Particle physics has made huge advances in the past few decades. Forty years ago, the Standard Model of particle physics, which identifies the building blocks of matter and describes the interactions that bind them, was just in its infancy. Today, it’s a very successful model of how all the visible matter in the universe works.

“Yet there are, right now, great opportunities for great discoveries,” Purdue University physics professor Ian Shipsey said at a major particle physics meeting in Minneapolis this week. "There are still many fundamental questions unanswered by the Standard Model. These relate both to the ingredients of the Standard Model—especially the Higgs particle and neutrinos—and to the 95 percent of the universe that’s made up of the mysterious stuff we call dark matter and dark energy: stuff that's not in the Standard Model at all.

“As Sir Isaac Newton said, ‘what we know is a droplet; what we don’t know is an ocean.’ It’s our ocean to find.”

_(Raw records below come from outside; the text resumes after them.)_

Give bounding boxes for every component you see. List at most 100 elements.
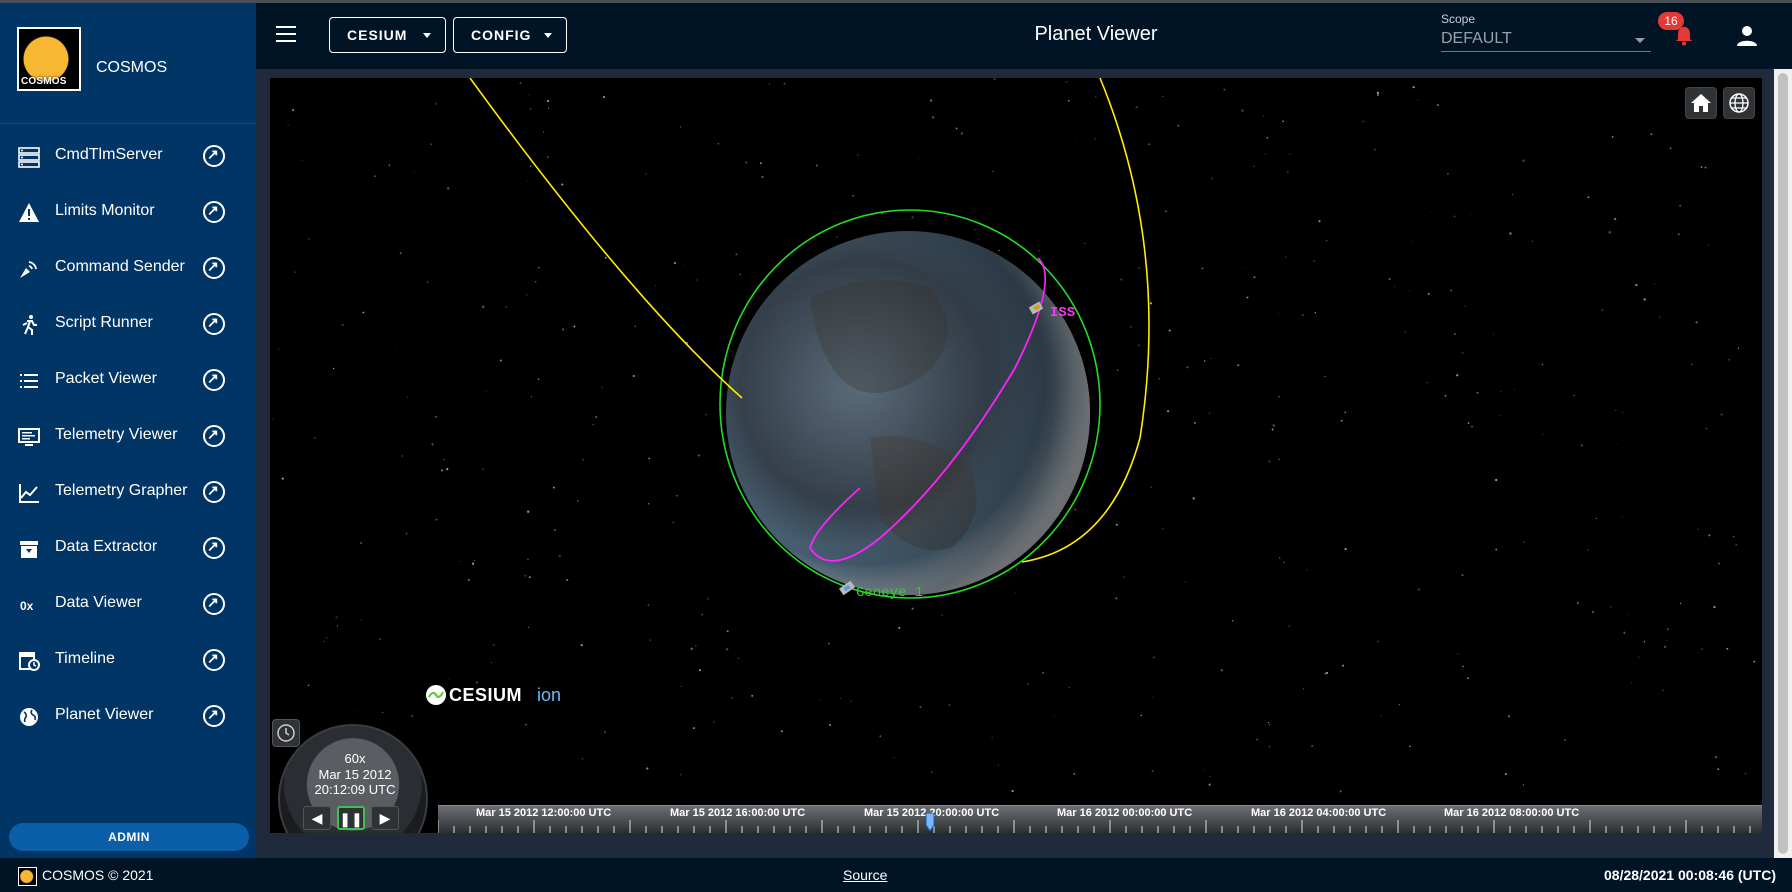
top-app-bar: CESIUM CONFIG Planet Viewer Scope DEFAUL… xyxy=(256,3,1792,69)
brand: COSMOS COSMOS xyxy=(0,3,256,124)
sidebar: COSMOS COSMOS CmdTlmServer Limits Monito… xyxy=(0,3,256,858)
iss-label: ISS xyxy=(1050,305,1075,321)
sidebar-item-data-viewer[interactable]: 0x Data Viewer xyxy=(0,576,256,632)
sidebar-item-cmdtlmserver[interactable]: CmdTlmServer xyxy=(0,128,256,184)
timeline-label: Mar 16 2012 08:00:00 UTC xyxy=(1444,807,1580,819)
animation-time: 20:12:09 UTC xyxy=(314,782,396,797)
list-icon xyxy=(18,370,40,392)
scene-mode-button[interactable] xyxy=(1723,87,1755,119)
sidebar-item-label: Data Viewer xyxy=(55,594,142,611)
footer-datetime: 08/28/2021 00:08:46 (UTC) xyxy=(1604,867,1776,883)
footer: COSMOS © 2021 Source 08/28/2021 00:08:46… xyxy=(0,858,1792,892)
yellow-orbit-left xyxy=(469,78,743,399)
cesium-viewer[interactable]: ISS Geoeye 1 60x Mar 15 2012 20:12:09 UT… xyxy=(270,78,1762,833)
source-link[interactable]: Source xyxy=(843,867,887,883)
monitor-icon xyxy=(18,426,40,448)
run-icon xyxy=(18,314,40,336)
chart-line-icon xyxy=(18,482,40,504)
sidebar-nav: CmdTlmServer Limits Monitor Command Send… xyxy=(0,128,256,744)
open-new-tab-icon[interactable] xyxy=(203,369,225,391)
main-content: ISS Geoeye 1 60x Mar 15 2012 20:12:09 UT… xyxy=(256,69,1774,858)
app-name: COSMOS xyxy=(96,59,168,76)
globe-scene[interactable]: ISS Geoeye 1 xyxy=(270,78,1762,833)
play-forward-icon[interactable]: ▶ xyxy=(371,806,399,830)
config-menu-label: CONFIG xyxy=(471,27,532,43)
globe-icon xyxy=(1729,93,1749,113)
open-new-tab-icon[interactable] xyxy=(203,201,225,223)
account-icon[interactable] xyxy=(1736,25,1758,47)
chevron-down-icon xyxy=(423,33,431,38)
cosmos-footer-logo xyxy=(18,867,37,886)
cesium-logo-icon xyxy=(426,685,446,705)
page-scrollbar[interactable] xyxy=(1774,69,1792,858)
admin-button[interactable]: ADMIN xyxy=(9,823,249,851)
chevron-down-icon xyxy=(544,33,552,38)
earth-shadow xyxy=(726,231,1090,595)
cesium-ion-logo[interactable]: CESIUM ion xyxy=(425,684,561,708)
open-new-tab-icon[interactable] xyxy=(203,649,225,671)
open-new-tab-icon[interactable] xyxy=(203,145,225,167)
sidebar-item-data-extractor[interactable]: Data Extractor xyxy=(0,520,256,576)
notification-badge: 16 xyxy=(1658,12,1684,30)
svg-text:0x: 0x xyxy=(20,599,34,613)
open-new-tab-icon[interactable] xyxy=(203,313,225,335)
pause-icon[interactable]: ❚❚ xyxy=(337,806,365,830)
sidebar-item-limits-monitor[interactable]: Limits Monitor xyxy=(0,184,256,240)
sidebar-item-label: Limits Monitor xyxy=(55,202,155,219)
timeline-label: Mar 15 2012 16:00:00 UTC xyxy=(670,807,806,819)
timeline[interactable]: Mar 15 2012 12:00:00 UTC Mar 15 2012 16:… xyxy=(438,805,1762,833)
sidebar-item-label: Telemetry Grapher xyxy=(55,482,188,499)
sidebar-item-label: Data Extractor xyxy=(55,538,158,555)
warning-icon xyxy=(18,202,40,224)
animation-date: Mar 15 2012 xyxy=(318,767,392,782)
hex-icon: 0x xyxy=(18,594,40,616)
sidebar-item-telemetry-grapher[interactable]: Telemetry Grapher xyxy=(0,464,256,520)
open-new-tab-icon[interactable] xyxy=(203,593,225,615)
open-new-tab-icon[interactable] xyxy=(203,257,225,279)
menu-icon[interactable] xyxy=(276,26,296,42)
sidebar-item-label: Script Runner xyxy=(55,314,153,331)
sidebar-item-script-runner[interactable]: Script Runner xyxy=(0,296,256,352)
server-icon xyxy=(18,146,40,168)
open-new-tab-icon[interactable] xyxy=(203,537,225,559)
sidebar-item-timeline[interactable]: Timeline xyxy=(0,632,256,688)
satellite-dish-icon xyxy=(18,258,40,280)
timeline-label: Mar 16 2012 04:00:00 UTC xyxy=(1251,807,1387,819)
cesium-menu-label: CESIUM xyxy=(347,27,408,43)
open-new-tab-icon[interactable] xyxy=(203,481,225,503)
sidebar-item-command-sender[interactable]: Command Sender xyxy=(0,240,256,296)
geoeye-label: Geoeye 1 xyxy=(856,585,923,601)
open-new-tab-icon[interactable] xyxy=(203,705,225,727)
home-icon xyxy=(1691,94,1711,112)
scrollbar-thumb[interactable] xyxy=(1778,73,1788,854)
timeline-ticks xyxy=(438,820,1751,833)
cesium-menu-button[interactable]: CESIUM xyxy=(329,17,446,53)
cosmos-logo: COSMOS xyxy=(17,27,81,91)
timeline-needle[interactable] xyxy=(925,813,935,833)
timeline-label: Mar 15 2012 12:00:00 UTC xyxy=(476,807,612,819)
sidebar-item-planet-viewer[interactable]: Planet Viewer xyxy=(0,688,256,744)
globe-icon xyxy=(18,706,40,728)
sidebar-item-packet-viewer[interactable]: Packet Viewer xyxy=(0,352,256,408)
scope-select-value: DEFAULT xyxy=(1441,30,1512,47)
animation-speed: 60x xyxy=(344,751,366,766)
sidebar-item-label: Packet Viewer xyxy=(55,370,157,387)
sidebar-item-telemetry-viewer[interactable]: Telemetry Viewer xyxy=(0,408,256,464)
config-menu-button[interactable]: CONFIG xyxy=(453,17,567,53)
scope-label: Scope xyxy=(1441,12,1476,26)
cesium-brand-text: CESIUM xyxy=(449,685,523,705)
sidebar-item-label: Telemetry Viewer xyxy=(55,426,178,443)
archive-icon xyxy=(18,538,40,560)
scope-select[interactable]: DEFAULT xyxy=(1441,30,1651,52)
footer-copyright: COSMOS © 2021 xyxy=(42,867,154,883)
open-new-tab-icon[interactable] xyxy=(203,425,225,447)
home-view-button[interactable] xyxy=(1685,87,1717,119)
app-root: COSMOS COSMOS CmdTlmServer Limits Monito… xyxy=(0,0,1792,892)
timeline-label: Mar 16 2012 00:00:00 UTC xyxy=(1057,807,1193,819)
sidebar-item-label: Command Sender xyxy=(55,258,185,275)
play-reverse-icon[interactable]: ◀ xyxy=(303,806,331,830)
sidebar-item-label: Timeline xyxy=(55,650,115,667)
calendar-clock-icon xyxy=(18,650,40,672)
clock-icon[interactable] xyxy=(272,719,300,747)
chevron-down-icon xyxy=(1635,38,1645,43)
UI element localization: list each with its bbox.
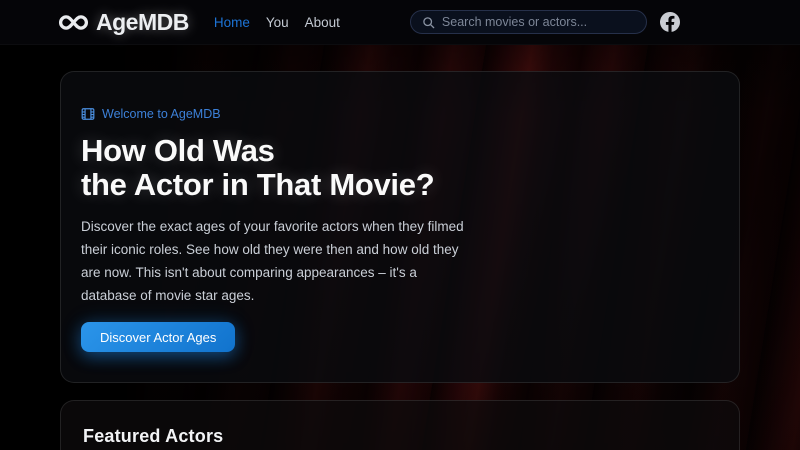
infinity-reel-icon	[58, 14, 89, 31]
main-nav: Home You About	[206, 15, 348, 30]
hero-card: Welcome to AgeMDB How Old Was the Actor …	[60, 71, 740, 383]
search-icon	[422, 16, 435, 29]
nav-you[interactable]: You	[258, 15, 297, 30]
facebook-icon[interactable]	[660, 12, 680, 32]
nav-home[interactable]: Home	[206, 15, 258, 30]
welcome-badge: Welcome to AgeMDB	[81, 106, 719, 122]
discover-actor-ages-button[interactable]: Discover Actor Ages	[81, 322, 235, 352]
hero-description: Discover the exact ages of your favorite…	[81, 215, 719, 307]
nav-about[interactable]: About	[297, 15, 348, 30]
featured-actors-title: Featured Actors	[83, 426, 717, 447]
hero-title: How Old Was the Actor in That Movie?	[81, 134, 719, 202]
search-input[interactable]	[442, 15, 635, 29]
featured-actors-card: Featured Actors	[60, 400, 740, 450]
header: AgeMDB Home You About	[0, 0, 800, 45]
page: AgeMDB Home You About	[0, 0, 800, 450]
brand-logo[interactable]: AgeMDB	[58, 9, 189, 36]
search-bar[interactable]	[410, 10, 647, 34]
brand-name: AgeMDB	[96, 9, 189, 36]
welcome-badge-label: Welcome to AgeMDB	[102, 106, 221, 122]
film-icon	[81, 107, 95, 121]
main-content: Welcome to AgeMDB How Old Was the Actor …	[0, 71, 800, 450]
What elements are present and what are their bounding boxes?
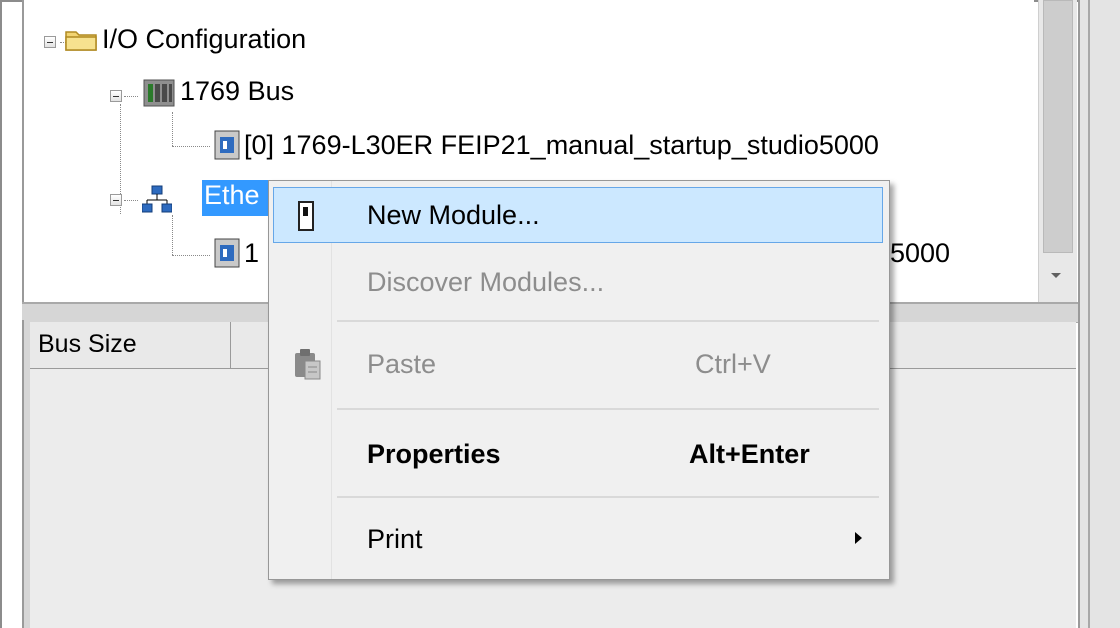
submenu-arrow-icon: [855, 532, 862, 544]
menu-item-discover-modules[interactable]: Discover Modules...: [273, 255, 883, 311]
menu-item-properties[interactable]: Properties Alt+Enter: [273, 427, 883, 483]
menu-item-shortcut: Ctrl+V: [695, 349, 771, 379]
controller-module-icon: [214, 130, 240, 160]
collapse-toggle-ethernet[interactable]: [110, 194, 122, 206]
tree-line: [172, 215, 173, 255]
menu-item-label: Discover Modules...: [367, 267, 605, 297]
collapse-toggle-1769-bus[interactable]: [110, 90, 122, 102]
tree-item-controller[interactable]: [0] 1769-L30ER FEIP21_manual_startup_stu…: [244, 130, 879, 161]
ethernet-module-icon: [214, 238, 240, 268]
tree-line: [172, 146, 210, 147]
tree-item-ethernet-module-tail: 5000: [890, 238, 951, 268]
tree-line: [172, 112, 173, 146]
menu-item-paste[interactable]: Paste Ctrl+V: [273, 337, 883, 393]
tree-item-1769-bus[interactable]: 1769 Bus: [180, 76, 294, 107]
menu-separator: [337, 408, 879, 410]
scroll-down-arrow-icon[interactable]: [1051, 273, 1061, 278]
tree-item-ethernet-module[interactable]: 1: [244, 238, 259, 269]
backplane-icon: [143, 79, 175, 107]
collapse-toggle-io-config[interactable]: [44, 36, 56, 48]
menu-item-new-module[interactable]: New Module...: [273, 187, 883, 243]
menu-item-label: Paste: [367, 349, 437, 379]
menu-item-label: Properties: [367, 439, 501, 469]
menu-item-label: Print: [367, 524, 423, 554]
tree-line: [172, 255, 210, 256]
tree-item-io-configuration[interactable]: I/O Configuration: [102, 24, 306, 55]
tree-line: [124, 200, 138, 201]
new-module-icon: [298, 201, 314, 231]
menu-separator: [337, 496, 879, 498]
column-header-bus-size[interactable]: Bus Size: [38, 330, 137, 359]
folder-icon: [65, 31, 97, 51]
context-menu: New Module... Discover Modules... Paste …: [268, 180, 890, 580]
menu-item-shortcut: Alt+Enter: [689, 439, 810, 469]
window-right-edge: [1078, 0, 1120, 628]
tree-line: [124, 96, 138, 97]
menu-separator: [337, 320, 879, 322]
ethernet-network-icon: [142, 185, 172, 213]
menu-item-label: New Module...: [367, 200, 540, 230]
menu-item-print[interactable]: Print: [273, 512, 883, 568]
paste-icon: [295, 349, 321, 380]
tree-vertical-scrollbar[interactable]: [1038, 0, 1077, 302]
scrollbar-thumb[interactable]: [1043, 0, 1073, 253]
column-separator[interactable]: [230, 322, 231, 368]
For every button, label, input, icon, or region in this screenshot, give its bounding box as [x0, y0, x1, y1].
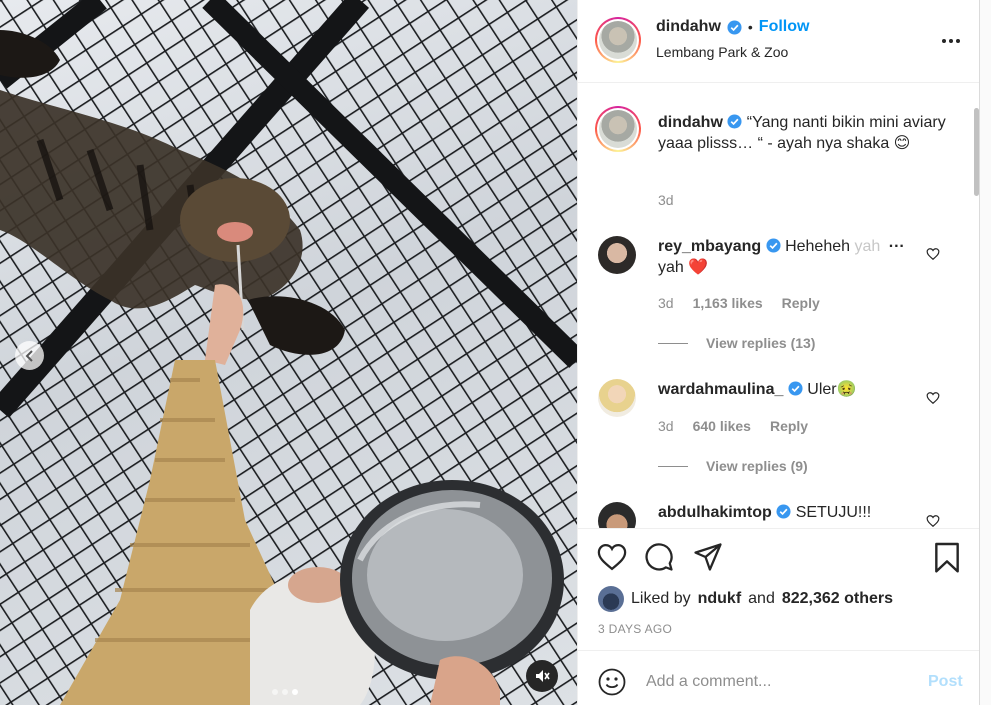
comment-username[interactable]: wardahmaulina_ [658, 381, 783, 398]
comment-username[interactable]: rey_mbayang [658, 238, 761, 255]
comment-body: abdulhakimtop SETUJU!!! [658, 502, 918, 523]
liker-avatar[interactable] [598, 586, 624, 612]
comment-more-icon[interactable]: ··· [889, 238, 905, 255]
like-comment-heart-icon[interactable] [926, 391, 940, 405]
carousel-dot [282, 689, 288, 695]
caption-username[interactable]: dindahw [658, 114, 723, 131]
comment-likes[interactable]: 640 likes [693, 418, 751, 434]
like-heart-icon[interactable] [597, 543, 627, 571]
comment-time[interactable]: 3d [658, 295, 674, 311]
caption: dindahw “Yang nanti bikin mini aviary ya… [658, 112, 948, 154]
comment-username[interactable]: abdulhakimtop [658, 504, 772, 521]
share-paper-plane-icon[interactable] [693, 542, 723, 572]
post-location[interactable]: Lembang Park & Zoo [656, 44, 788, 60]
post-actions: Liked by ndukf and 822,362 others 3 DAYS… [578, 528, 980, 650]
comment-meta: 3d 640 likes Reply [658, 418, 808, 434]
like-comment-heart-icon[interactable] [926, 514, 940, 528]
post-header: dindahw • Follow Lembang Park & Zoo [578, 0, 980, 83]
view-replies-label: View replies (13) [706, 335, 816, 351]
save-bookmark-icon[interactable] [933, 542, 961, 574]
comment-text: Uler🤢 [807, 381, 857, 398]
verified-badge-icon [776, 504, 791, 519]
verified-badge-icon [727, 114, 742, 129]
liked-by-others[interactable]: 822,362 others [782, 590, 893, 608]
commenter-avatar[interactable] [598, 379, 636, 417]
like-comment-heart-icon[interactable] [926, 247, 940, 261]
comment-body: wardahmaulina_ Uler🤢 [658, 379, 918, 400]
caption-time[interactable]: 3d [658, 192, 674, 208]
verified-badge-icon [766, 238, 781, 253]
verified-badge-icon [788, 381, 803, 396]
chevron-left-icon [25, 349, 33, 362]
liked-by-prefix: Liked by [631, 590, 691, 607]
reply-button[interactable]: Reply [782, 295, 820, 311]
emoji-smiley-icon[interactable] [598, 668, 626, 696]
comment-text-faded: yah [854, 238, 881, 255]
comment-text: SETUJU!!! [795, 504, 872, 521]
comment-likes[interactable]: 1,163 likes [693, 295, 763, 311]
separator-bullet: • [747, 19, 753, 35]
commenter-avatar[interactable] [598, 236, 636, 274]
comment-meta: 3d 1,163 likes Reply [658, 295, 820, 311]
carousel-indicator [272, 689, 298, 695]
window-edge [979, 0, 991, 705]
caption-avatar[interactable] [595, 106, 641, 152]
view-replies-button[interactable]: View replies (13) [658, 335, 815, 351]
comments-list[interactable]: dindahw “Yang nanti bikin mini aviary ya… [578, 84, 980, 528]
post-media[interactable] [0, 0, 577, 705]
comment-bubble-icon[interactable] [644, 542, 674, 572]
post-sidebar: dindahw • Follow Lembang Park & Zoo dind… [577, 0, 980, 705]
comment-text: Heheheh [785, 238, 851, 255]
comment-text-line2: yah ❤️ [658, 259, 709, 276]
view-replies-label: View replies (9) [706, 458, 808, 474]
author-username[interactable]: dindahw [656, 18, 721, 36]
comment-input[interactable] [646, 671, 916, 693]
view-replies-button[interactable]: View replies (9) [658, 458, 808, 474]
author-avatar[interactable] [595, 17, 641, 63]
liked-by: Liked by ndukf and 822,362 others [598, 586, 893, 612]
caption-meta: 3d [658, 192, 674, 208]
commenter-avatar[interactable] [598, 502, 636, 528]
post-date[interactable]: 3 DAYS AGO [598, 622, 672, 636]
comment-time[interactable]: 3d [658, 418, 674, 434]
more-horizontal-icon[interactable] [940, 30, 962, 52]
carousel-dot-active [292, 689, 298, 695]
follow-button[interactable]: Follow [759, 18, 810, 36]
post-photo [0, 0, 577, 705]
comment-body: rey_mbayang Heheheh yah ··· yah ❤️ [658, 236, 918, 278]
carousel-dot [272, 689, 278, 695]
add-comment-bar: Post [578, 650, 980, 705]
liked-by-user[interactable]: ndukf [698, 590, 742, 608]
speaker-muted-icon [536, 670, 550, 682]
liked-by-and: and [748, 590, 775, 607]
verified-badge-icon [727, 19, 742, 35]
post-comment-button[interactable]: Post [928, 673, 963, 691]
carousel-prev-button[interactable] [15, 341, 44, 370]
reply-button[interactable]: Reply [770, 418, 808, 434]
mute-button[interactable] [526, 660, 558, 692]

To chart the most efficient path toward exploring that ocean and answering fundamental questions about the nature of energy, matter, space and time, the particle physics community spent the past nine months carefully analyzing the field's most pressing scientific questions and conducting detailed studies of the future tools and experiments that could answer them. Then, in late July and early August, nearly 700 particle physicists from almost 100 universities and laboratories came together for nine days in a culmination of these efforts.

Photo of Snowmass group

Nearly 700 particle physicists met to discuss the field's unanswered scientific questions and the tools that could address them.

Photo by Reidar Hahn, Fermilab

The final report from this “Snowmass Community Summer Study” meeting, to be published this fall, will make the case for the scientific importance of these questions and the facilities and experiments needed to answer them.

The following provides a flavor of these questions:
 

• The Higgs particle is unlike any other particle we have ever encountered. Why is it different? Are there more?
 

• Neutrinos are very light, elusive particles that change their identity as they travel. How do they fit into our understanding of nature?
 

• The known particles constitute one-sixth of all the matter in the universe. The rest we call dark matter. But what is it? Can we detect these particles in our labs? Are there other undiscovered particles in nature?
 

• There are four known forces in nature. Are these manifestations of a single unified force? Are there unexpected new forces?
 

• Are there new hidden dimensions of space and time?
 

• Both matter and anti-matter were produced in the big bang, but today our world is composed only of matter. Why?
 

• Why is the expansion of the universe accelerating?
 

“For millennia, all great societies have asked these types of questions, although usually in plainer language: Where did the world come from, what is it made of, what holds it together and how will it end?” said Shipsey, who is the chair-elect of the Division of Particles and Fields of the American Physical Society, which organized the Snowmass process. “The global high-energy physics program will continue to reveal a cosmos more wonderful than we can possibly imagine.”

Along with input from the US Department of Energy and the National Science Foundation, the Snowmass report will inform the US Particle Physics Project Prioritization Panel as it creates a new strategic plan for future US high-energy physics investments.